How Mock Meats Fit In
Mock meats have moved from a tiny segment of the market made just for vegetarians to a booming business. Savvy investors have funded research into all kinds of mock burgers, hoping to come up with the elusive burger recipe that will be indistinguishable from beef. Lab-grown muscle tissue and top-secret processes are being used to create truly realistic fakes. The mock meat market is not designed for vegetarians: its focused on making omnivores and meat lovers more comfortable with eating less meat, and its working.
A January 2017 survey by Mintel found that a third of its respondents bought meatless meats. According to the market research company MarketsandMarkets, the meat substitutes market is expected to reach $5.96 billion by 2022.

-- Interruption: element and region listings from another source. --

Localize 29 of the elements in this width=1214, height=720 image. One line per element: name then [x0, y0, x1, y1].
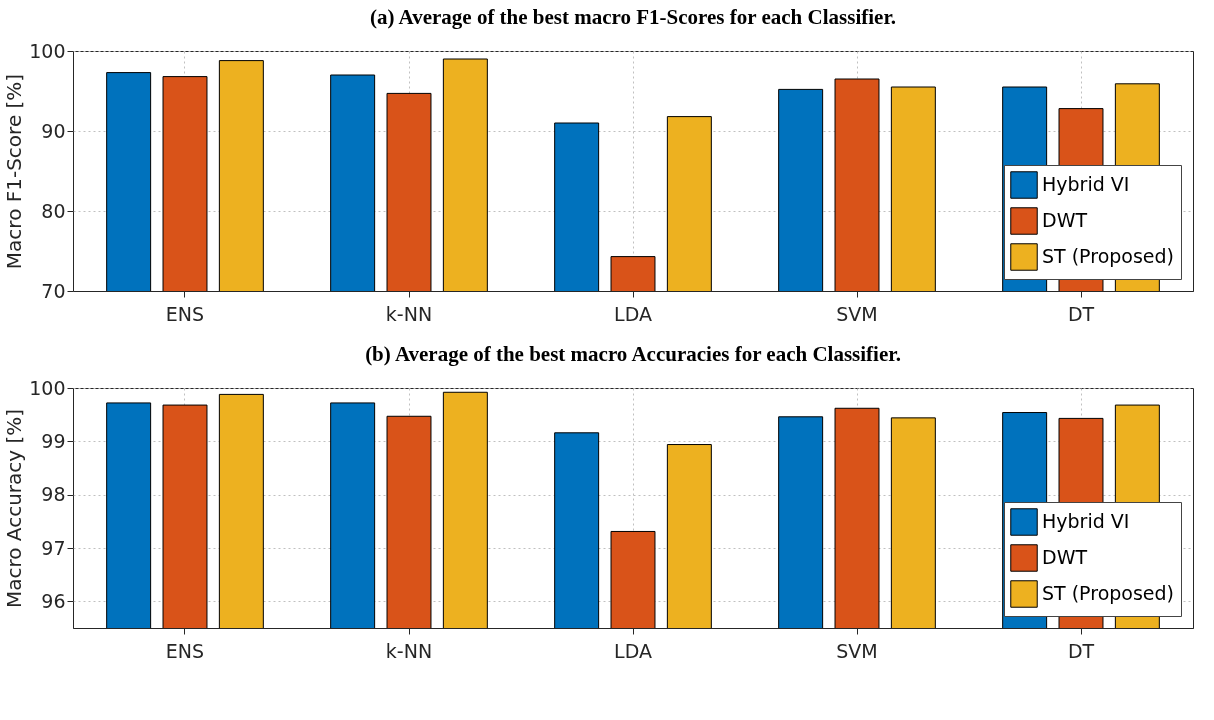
legend-label: Hybrid VI [1042, 173, 1130, 195]
x-tick-label: DT [1067, 302, 1095, 325]
y-tick-label: 70 [41, 279, 66, 302]
chart-title: (b) Average of the best macro Accuracies for each Classifier. [365, 342, 901, 366]
legend-label: DWT [1042, 209, 1088, 231]
y-axis-title: Macro F1-Score [%] [2, 73, 27, 270]
series-label: ST (Proposed) [1042, 582, 1175, 604]
y-tick-label: 99 [41, 429, 66, 452]
x-tick-label: DT [1067, 639, 1095, 662]
x-tick-label: k-NN [385, 302, 433, 325]
x-tick-label: SVM [836, 639, 878, 662]
series-label: DWT [1042, 546, 1088, 568]
y-tick-label: 98 [41, 483, 66, 506]
chart-title: (a) Average of the best macro F1-Scores for each Classifier. [369, 5, 897, 29]
y-tick-label: 80 [41, 199, 66, 222]
x-tick-label: ENS [165, 639, 205, 662]
x-tick-label: SVM [836, 302, 878, 325]
y-tick-label: 97 [41, 536, 66, 559]
series-label: Hybrid VI [1042, 510, 1130, 532]
y-tick-label: 90 [41, 119, 66, 142]
legend-label: ST (Proposed) [1042, 245, 1175, 267]
x-tick-label: ENS [165, 302, 205, 325]
y-tick-label: 100 [29, 376, 66, 399]
y-axis-title: Macro Accuracy [%] [2, 408, 27, 609]
y-tick-label: 100 [29, 39, 66, 62]
x-tick-label: LDA [614, 302, 652, 325]
x-tick-label: k-NN [385, 639, 433, 662]
y-tick-label: 96 [41, 589, 66, 612]
x-tick-label: LDA [614, 639, 652, 662]
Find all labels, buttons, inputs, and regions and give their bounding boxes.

Of course, homemade mock meats are a great alternative to factory-made ones. Take a look at the ingredients list on a box of frozen veggie burgers at your local grocery store, and you might find some unpronounceable stuff in there. If you shop carefully, there are some clean meatless meats at the store, and the options grow every day.
But you really can make your own. All the recipes in this book are made with ingredients you can buy at a natural-foods grocery. If you dont live close to one, its often quite easy, and perhaps more economical, to order the ingredients used to make mock meats in bulk online. Its kind of like baking your own bread: you put in some time over the weekend and then have fresh meats to eat all week.